SUMMARY NAD depletion occurs after excitotoxic insults and oxidative stress and causes neuronal death in several rodent models of neurodegenerative conditions, including models for brain ischemia/reperfusion injury and Wallerian degeneration. We have recently discovered that NAD depletion is also the primary cause of neuronal death induced by exposure to a misfolded and toxic form of the amyloidogenic prion protein (TPrP). NAD replenishment reversed the fate of TPrP-injured neurons in culture and improved motor function in a mouse model of prion disease. Therefore, our study established NAD restoration as a new therapeutic target for protein misfolding neurodegenerative diseases, a family of diseases that includes Alzheimer's, Parkinson's, prion diseases and amyotrophic lateral sclerosis (ALS). We developed a high- throughput screening strategy to identify NAD-dependent neuroprotective small molecules in the misfolded protein toxicity paradigm and then conducted a screening campaign. We identified and selected four chemical series providing complete neuroprotection and preserving NAD levels with nanomolar potency. One compound was tested in a murine model of ALS and improved the mice's muscle strength and motor function. We will conduct molecular mode of action studies for each chemical series, in conjunction with potency and drug metabolism and pharmacokinetic (DMPK) studies, to guide selection of the top lead. Lead optimization will be done through iterative rounds of structure-activity relationship studies and subjecting analogs to a series of in vitro and in vivo assays for potency, selectivity and absence of undesired off-target effects, as well as favorable DMPK properties including brain penetration. This workplan will deliver a novel small molecule neuroprotectant poised for investigational new drug (IND)–enabling studies and ultimately for the treatment of neurological conditions linked to a deficit in NAD.
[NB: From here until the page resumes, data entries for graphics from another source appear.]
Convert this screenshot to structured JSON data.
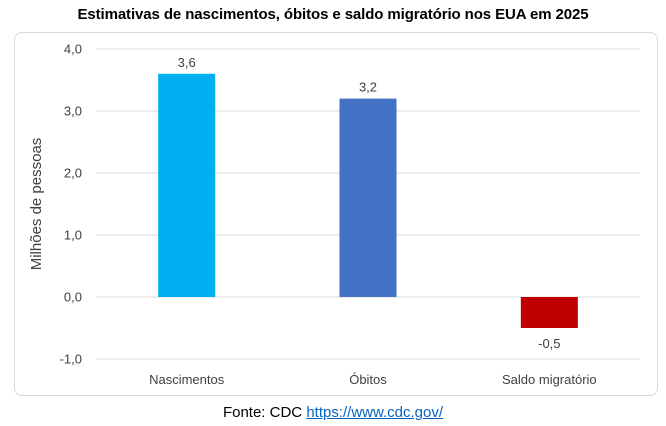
{
  "chart_data": {
    "type": "bar",
    "title": "Estimativas de nascimentos, óbitos e saldo migratório nos EUA em 2025",
    "xlabel": "",
    "ylabel": "Milhões de pessoas",
    "categories": [
      "Nascimentos",
      "Óbitos",
      "Saldo migratório"
    ],
    "values": [
      3.6,
      3.2,
      -0.5
    ],
    "data_labels": [
      "3,6",
      "3,2",
      "-0,5"
    ],
    "colors": [
      "#00b0f0",
      "#4472c4",
      "#c00000"
    ],
    "ylim": [
      -1.0,
      4.0
    ],
    "yticks": [
      -1.0,
      0.0,
      1.0,
      2.0,
      3.0,
      4.0
    ],
    "ytick_labels": [
      "-1,0",
      "0,0",
      "1,0",
      "2,0",
      "3,0",
      "4,0"
    ],
    "grid": true,
    "legend": "none"
  },
  "source": {
    "prefix": "Fonte: CDC ",
    "link_text": "https://www.cdc.gov/"
  },
  "colors": {
    "gridline": "#d9d9d9",
    "axis_text": "#404040",
    "link": "#0563c1"
  }
}
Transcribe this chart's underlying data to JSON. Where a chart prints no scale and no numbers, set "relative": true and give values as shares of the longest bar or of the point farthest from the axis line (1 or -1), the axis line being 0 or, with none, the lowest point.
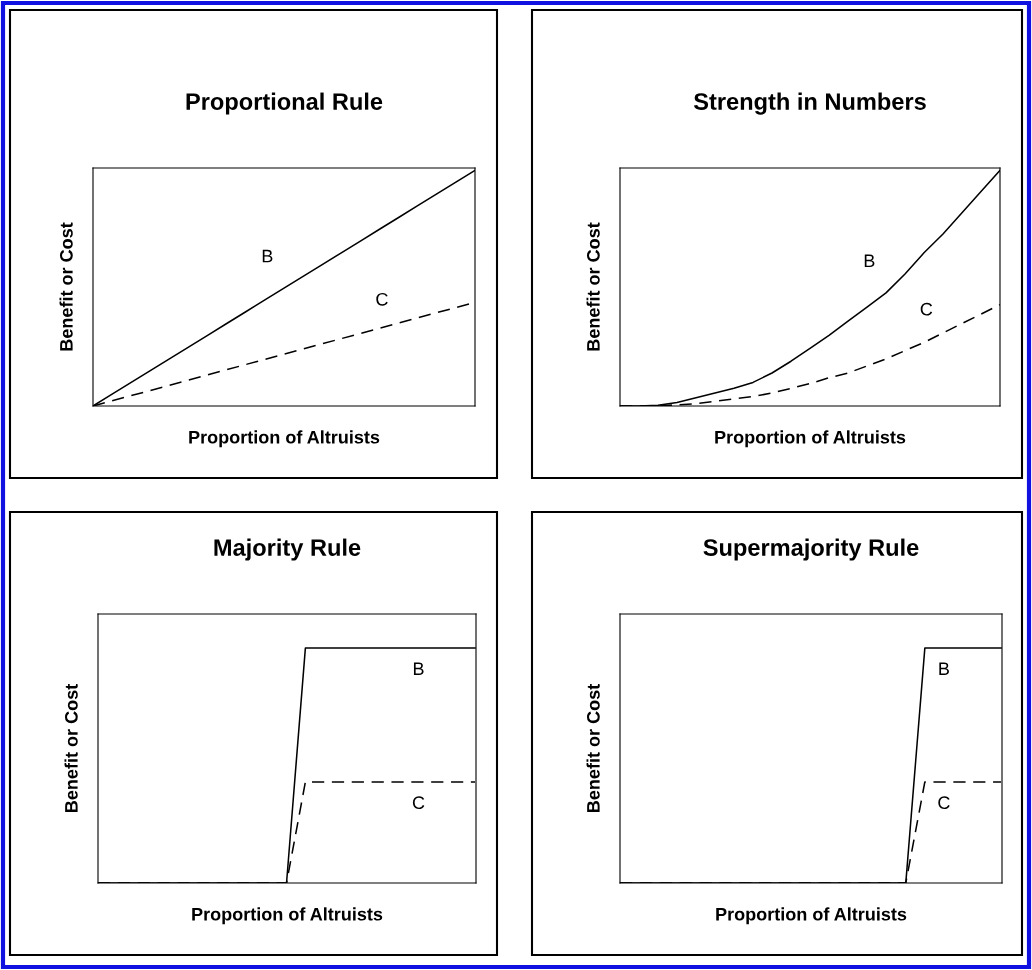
{
  "chart_data": [
    {
      "type": "line",
      "title": "Proportional Rule",
      "xlabel": "Proportion of Altruists",
      "ylabel": "Benefit or Cost",
      "relative": true,
      "categories": [
        null,
        null,
        null,
        null,
        null,
        null,
        null,
        null,
        null,
        null,
        null,
        null,
        null,
        null,
        null,
        null,
        null,
        null,
        null,
        null,
        null
      ],
      "series": [
        {
          "name": "B",
          "color": "#000000",
          "line_style": "solid",
          "values": [
            0,
            0.05,
            0.1,
            0.15,
            0.2,
            0.25,
            0.3,
            0.35,
            0.4,
            0.45,
            0.5,
            0.55,
            0.6,
            0.65,
            0.7,
            0.75,
            0.8,
            0.85,
            0.9,
            0.95,
            1
          ]
        },
        {
          "name": "C",
          "color": "#000000",
          "line_style": "dashed",
          "values": [
            0,
            0.022,
            0.044,
            0.066,
            0.088,
            0.11,
            0.132,
            0.154,
            0.176,
            0.198,
            0.22,
            0.242,
            0.264,
            0.286,
            0.308,
            0.33,
            0.352,
            0.374,
            0.396,
            0.418,
            0.44
          ]
        }
      ]
    },
    {
      "type": "line",
      "title": "Strength in Numbers",
      "xlabel": "Proportion of Altruists",
      "ylabel": "Benefit or Cost",
      "relative": true,
      "categories": [
        null,
        null,
        null,
        null,
        null,
        null,
        null,
        null,
        null,
        null,
        null,
        null,
        null,
        null,
        null,
        null,
        null,
        null,
        null,
        null,
        null
      ],
      "series": [
        {
          "name": "B",
          "color": "#000000",
          "line_style": "solid",
          "values": [
            0,
            0,
            0.003,
            0.015,
            0.035,
            0.055,
            0.075,
            0.1,
            0.14,
            0.19,
            0.245,
            0.3,
            0.36,
            0.42,
            0.48,
            0.56,
            0.65,
            0.73,
            0.82,
            0.91,
            1
          ]
        },
        {
          "name": "C",
          "color": "#000000",
          "line_style": "dashed",
          "values": [
            0,
            0,
            0,
            0.005,
            0.01,
            0.02,
            0.03,
            0.04,
            0.055,
            0.075,
            0.095,
            0.12,
            0.14,
            0.17,
            0.2,
            0.235,
            0.27,
            0.31,
            0.35,
            0.39,
            0.43
          ]
        }
      ]
    },
    {
      "type": "line",
      "title": "Majority Rule",
      "xlabel": "Proportion of Altruists",
      "ylabel": "Benefit or Cost",
      "relative": true,
      "categories": [
        null,
        null,
        null,
        null,
        null,
        null,
        null,
        null,
        null,
        null,
        null,
        null,
        null,
        null,
        null,
        null,
        null,
        null,
        null,
        null,
        null
      ],
      "series": [
        {
          "name": "B",
          "color": "#000000",
          "line_style": "solid",
          "values": [
            0,
            0,
            0,
            0,
            0,
            0,
            0,
            0,
            0,
            0,
            0,
            1,
            1,
            1,
            1,
            1,
            1,
            1,
            1,
            1,
            1
          ]
        },
        {
          "name": "C",
          "color": "#000000",
          "line_style": "dashed",
          "values": [
            0,
            0,
            0,
            0,
            0,
            0,
            0,
            0,
            0,
            0,
            0,
            0.43,
            0.43,
            0.43,
            0.43,
            0.43,
            0.43,
            0.43,
            0.43,
            0.43,
            0.43
          ]
        }
      ]
    },
    {
      "type": "line",
      "title": "Supermajority Rule",
      "xlabel": "Proportion of Altruists",
      "ylabel": "Benefit or Cost",
      "relative": true,
      "categories": [
        null,
        null,
        null,
        null,
        null,
        null,
        null,
        null,
        null,
        null,
        null,
        null,
        null,
        null,
        null,
        null,
        null,
        null,
        null,
        null,
        null
      ],
      "series": [
        {
          "name": "B",
          "color": "#000000",
          "line_style": "solid",
          "values": [
            0,
            0,
            0,
            0,
            0,
            0,
            0,
            0,
            0,
            0,
            0,
            0,
            0,
            0,
            0,
            0,
            1,
            1,
            1,
            1,
            1
          ]
        },
        {
          "name": "C",
          "color": "#000000",
          "line_style": "dashed",
          "values": [
            0,
            0,
            0,
            0,
            0,
            0,
            0,
            0,
            0,
            0,
            0,
            0,
            0,
            0,
            0,
            0,
            0.43,
            0.43,
            0.43,
            0.43,
            0.43
          ]
        }
      ]
    }
  ]
}
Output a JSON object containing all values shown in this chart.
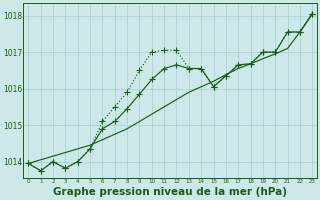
{
  "bg_color": "#cce8e8",
  "grid_color": "#aad4d4",
  "line_color": "#1a5c1a",
  "title": "Graphe pression niveau de la mer (hPa)",
  "title_fontsize": 7.5,
  "ylim": [
    1013.55,
    1018.35
  ],
  "xlim": [
    -0.4,
    23.4
  ],
  "yticks": [
    1014,
    1015,
    1016,
    1017,
    1018
  ],
  "x": [
    0,
    1,
    2,
    3,
    4,
    5,
    6,
    7,
    8,
    9,
    10,
    11,
    12,
    13,
    14,
    15,
    16,
    17,
    18,
    19,
    20,
    21,
    22,
    23
  ],
  "curve_peaked": [
    1013.95,
    1013.75,
    1014.0,
    1013.82,
    1014.0,
    1014.35,
    1015.1,
    1015.5,
    1015.9,
    1016.5,
    1017.0,
    1017.05,
    1017.05,
    1016.55,
    1016.55,
    1016.05,
    1016.35,
    1016.65,
    1016.68,
    1017.0,
    1017.0,
    1017.55,
    1017.55,
    1018.05
  ],
  "curve_mid": [
    1013.95,
    1013.75,
    1014.0,
    1013.82,
    1014.0,
    1014.35,
    1014.9,
    1015.1,
    1015.45,
    1015.85,
    1016.25,
    1016.55,
    1016.65,
    1016.55,
    1016.55,
    1016.05,
    1016.35,
    1016.65,
    1016.68,
    1017.0,
    1017.0,
    1017.55,
    1017.55,
    1018.05
  ],
  "curve_linear": [
    1013.95,
    1014.05,
    1014.15,
    1014.25,
    1014.35,
    1014.45,
    1014.6,
    1014.75,
    1014.9,
    1015.1,
    1015.3,
    1015.5,
    1015.7,
    1015.9,
    1016.05,
    1016.2,
    1016.38,
    1016.55,
    1016.68,
    1016.82,
    1016.95,
    1017.1,
    1017.55,
    1018.05
  ]
}
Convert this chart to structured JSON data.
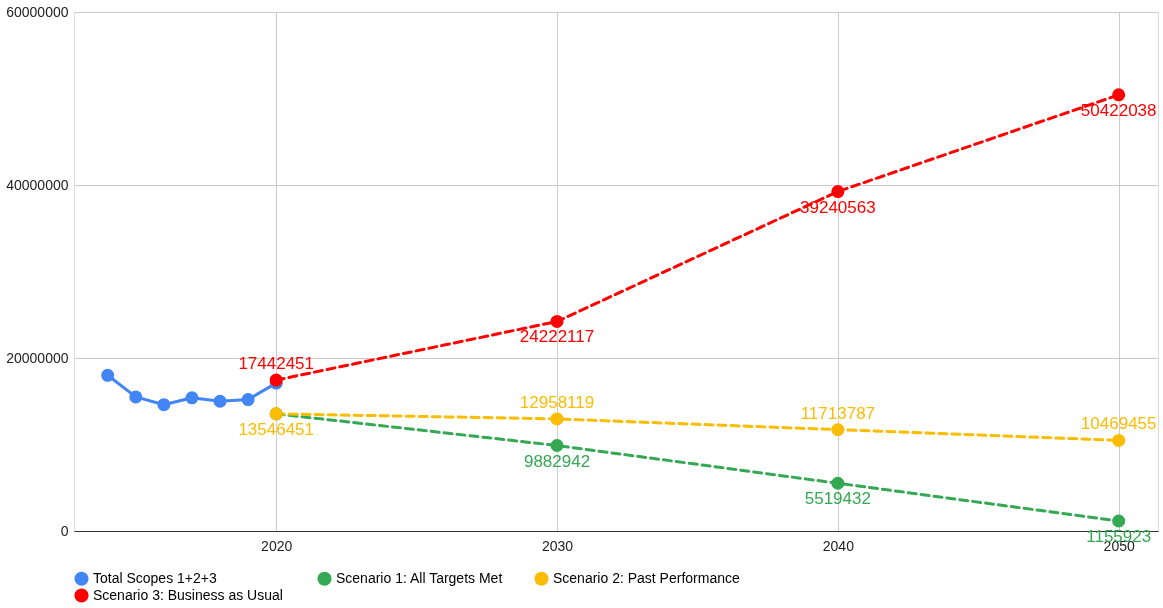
{
  "chart_data": {
    "type": "line",
    "xlim": [
      2012.8,
      2051.4
    ],
    "xticks": [
      2020,
      2030,
      2040,
      2050
    ],
    "ylim": [
      0,
      60000000
    ],
    "yticks": [
      0,
      20000000,
      40000000,
      60000000
    ],
    "grid": true,
    "legend": "bottom",
    "marker": "circle",
    "series": [
      {
        "name": "Total Scopes 1+2+3",
        "color": "#4285f4",
        "line_style": "solid",
        "x": [
          2014,
          2015,
          2016,
          2017,
          2018,
          2019,
          2020
        ],
        "values": [
          18000000,
          15500000,
          14600000,
          15400000,
          15000000,
          15200000,
          17100000
        ]
      },
      {
        "name": "Scenario 1: All Targets Met",
        "color": "#34a853",
        "line_style": "dashed",
        "x": [
          2020,
          2030,
          2040,
          2050
        ],
        "values": [
          13546451,
          9882942,
          5519432,
          1155923
        ],
        "value_labels": [
          null,
          "9882942",
          "5519432",
          "1155923"
        ]
      },
      {
        "name": "Scenario 2: Past Performance",
        "color": "#fbbc04",
        "line_style": "dashed",
        "x": [
          2020,
          2030,
          2040,
          2050
        ],
        "values": [
          13546451,
          12958119,
          11713787,
          10469455
        ],
        "value_labels": [
          "13546451",
          "12958119",
          "11713787",
          "10469455"
        ]
      },
      {
        "name": "Scenario 3:  Business as Usual",
        "color": "#ff0000",
        "line_style": "dashed",
        "x": [
          2020,
          2030,
          2040,
          2050
        ],
        "values": [
          17442451,
          24222117,
          39240563,
          50422038
        ],
        "value_labels": [
          "17442451",
          "24222117",
          "39240563",
          "50422038"
        ]
      }
    ]
  }
}
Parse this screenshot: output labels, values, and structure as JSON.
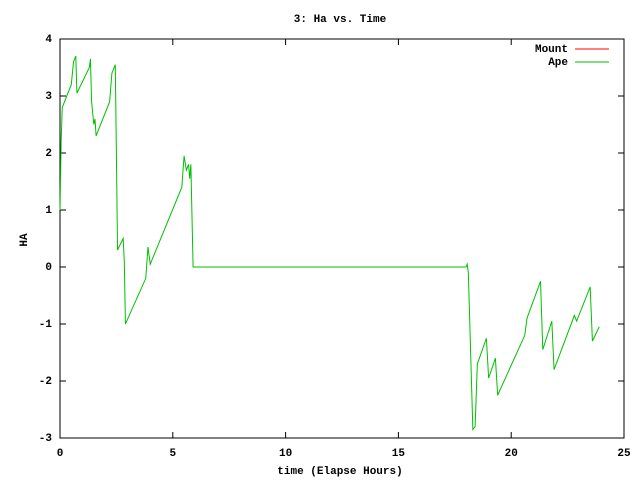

概括 NAD耗竭发生在兴奋性感染和氧化应激之后，并在几种中引起神经元死亡 神经退行性疾病的啮齿动物模型，包括大脑缺血/再灌注损伤的模型和 沃勒利变性。我们最近发现NAD部署也是 暴露于淀粉样蛋白蛋白的错误折叠和毒性形式引起的神经元死亡 （TPRP）。 NAD复制化扭转了培养物中TPRP受损害的神经元的命运，并改善了电动机 在小鼠疾病的小鼠模型中起作用。因此，我们的研究确立了NAD恢复为新的 蛋白质错误折叠神经退行性疾病的治疗靶点，包括包括 阿尔茨海默氏症，帕金森氏症，病毒疾病和肌萎缩性侧面硬化症（ALS）。我们开发了一个高 吞吐量筛选策略以识别错误折叠中的NAD依赖性神经保护性小分子 蛋白质毒性范式然后进行了筛查运动。我们确定并选择了四个 化学系列可提供完整的神经保护作用，并具有纳摩尔效力的NAD水平。 一种化合物在ALS的鼠模型中进行了测试，并改善了小鼠的肌肉力量和运动 功能。我们将对每个化学系列进行分子的作用模式研究 效力和药物代谢和药代动力学（DMPK）研究，以指导最高铅的选择。带领 优化将通过迭代的结构活动关系研究和对象进行 对一系列体外和体内测定的类似物，以实现效力，选择性和不希望的脱离目标 效果以及有利的DMPK特性，包括脑穿透。这个工作场所将提供小说 小分子神经保护剂中毒用于研究新药（IND） - 启用研究，最终 为了治疗与NAD防御有关的神经系统疾病。